Salah satu bagian yang terkenal ekstrem adalah punggungan yang kerap disebut Punggung Naga. Jalurnya berupa punggungan sempit dengan jurang di sisi kanan dan kiri sehingga membutuhkan kewaspadaan ekstra.

Selain itu, terdapat bagian jalur menuju puncak yang memiliki kemiringan cukup curam. Kondisi tanah yang licin serta minimnya pegangan alami juga dapat meningkatkan risiko pendaki terpeleset atau kehilangan keseimbangan.

Dalam sejumlah catatan pendakian, perjalanan menuju puncak Gunung Piramid dapat membutuhkan waktu sekitar enam jam, tergantung kondisi fisik, cuaca, kemampuan pendaki, dan kondisi jalur. Karakter medan tersebut membuat Gunung Piramid bukanlah gunung yang cocok untuk pendaki pemula.

BACA JUGA: Gunung Leutik Bogor: Wisata Bukit di Tengah Perkebunan Kelapa Sawit

Hal penting yang perlu diketahui saat ini adalah Gunung Piramid termasuk kawasan yang dilarang untuk aktivitas pendakian oleh Perhutani KPH Bondowoso, bersama Gunung Saeng dan Gunung Gulgulan.
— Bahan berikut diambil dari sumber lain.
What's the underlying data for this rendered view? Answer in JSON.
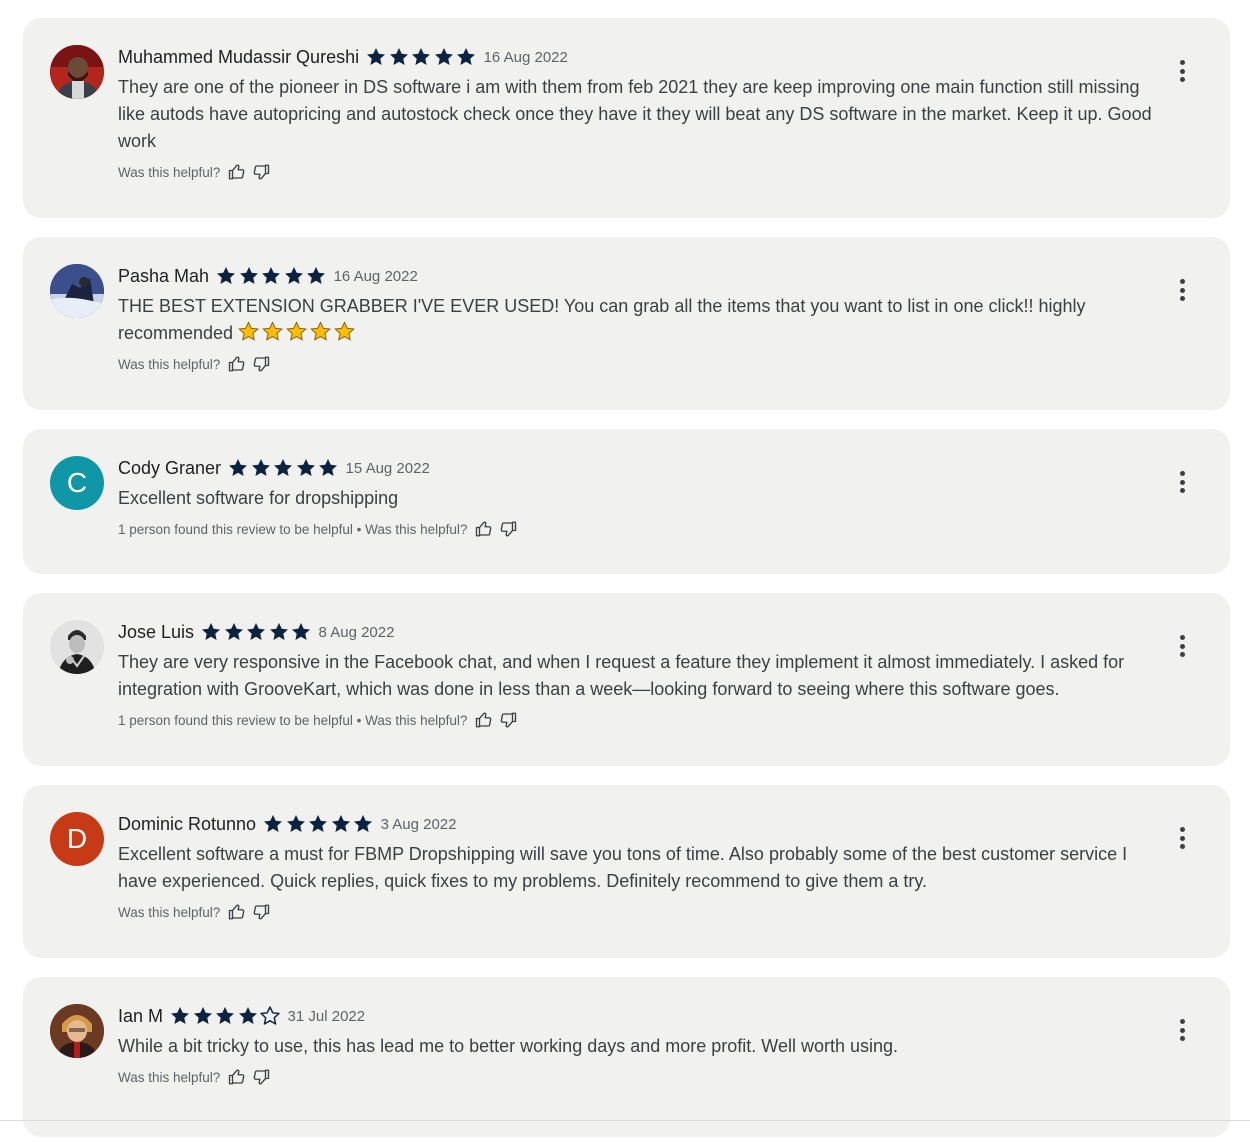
{
  "colors": {
    "card_background": "#f1f2f0",
    "star_fill": "#0b2340",
    "inline_star_fill": "#fbbc04",
    "avatar_c": "#0f97a8",
    "avatar_d": "#c63a16"
  },
  "reviews": [
    {
      "author": "Muhammed Mudassir Qureshi",
      "rating": 5,
      "date": "16 Aug 2022",
      "text": "They are one of the pioneer in DS software i am with them from feb 2021 they are keep improving one main function still missing like autods have autopricing and autostock check once they have it they will beat any DS software in the market. Keep it up. Good work",
      "helpful": "Was this helpful?",
      "avatar_icon": "profile-photo"
    },
    {
      "author": "Pasha Mah",
      "rating": 5,
      "date": "16 Aug 2022",
      "text": "THE BEST EXTENSION GRABBER I'VE EVER USED!  You can grab all the items that you want to list in one click!! highly recommended",
      "helpful": "Was this helpful?",
      "avatar_icon": "profile-photo"
    },
    {
      "author": "Cody Graner",
      "rating": 5,
      "date": "15 Aug 2022",
      "text": "Excellent software for dropshipping",
      "helpful": "1 person found this review to be helpful • Was this helpful?",
      "avatar_letter": "C"
    },
    {
      "author": "Jose Luis",
      "rating": 5,
      "date": "8 Aug 2022",
      "text": "They are very responsive in the Facebook chat, and when I request a feature they implement it almost immediately. I asked for integration with GrooveKart, which was done in less than a week—looking forward to seeing where this software goes.",
      "helpful": "1 person found this review to be helpful • Was this helpful?",
      "avatar_icon": "profile-photo"
    },
    {
      "author": "Dominic Rotunno",
      "rating": 5,
      "date": "3 Aug 2022",
      "text": "Excellent software a must for FBMP Dropshipping will save you tons of time. Also probably some of the best customer service I have experienced. Quick replies, quick fixes to my problems. Definitely recommend to give them a try.",
      "helpful": "Was this helpful?",
      "avatar_letter": "D"
    },
    {
      "author": "Ian M",
      "rating": 4,
      "date": "31 Jul 2022",
      "text": "While a bit tricky to use, this has lead me to better working days and more profit. Well worth using.",
      "helpful": "Was this helpful?",
      "avatar_icon": "profile-photo"
    }
  ]
}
Larangan tersebut berkaitan dengan aspek keselamatan dan kondisi medan yang memiliki risiko tinggi.

Pengetatan larangan juga dilakukan setelah terjadinya insiden kecelakaan maut pada Mei 2025 di kawasan hutan lindung, yang kembali menyoroti tingginya risiko aktivitas di kawasan pegunungan tersebut.

Karena itu, informasi lama mengenai Gunung Piramid sebagai destinasi pendakian perlu disikapi dengan hati-hati. Panduan mengenai rute, perlengkapan, waktu pendakian, maupun estimasi perjalanan yang beredar di internet tidak dapat dijadikan dasar bahwa pendakian masih diperbolehkan.

Bagi pencinta kegiatan alam bebas, medan ekstrem mungkin terlihat menarik. Namun, keselamatan harus tetap menjadi prioritas utama.

Pendaki sebaiknya tidak memaksakan diri memasuki kawasan yang telah dinyatakan terlarang. Selain berpotensi membahayakan diri sendiri, aktivitas tersebut juga dapat melanggar ketentuan pengelola kawasan.

Jika ingin menikmati aktivitas pendakian di Bondowoso, pilihlah gunung atau jalur yang resmi dibuka dan memiliki izin pendakian.

Sebelum berangkat, selalu periksa informasi terbaru dari pengelola kawasan, Perhutani, maupun pihak berwenang setempat. Jangan hanya mengandalkan informasi dari unggahan media sosial atau cerita pendakian yang sudah lama.

Dengan demikian, kegiatan mendaki gunung tidak hanya menjadi pengalaman yang menyenangkan, tetapi juga tetap aman dan bertanggung jawab terhadap alam.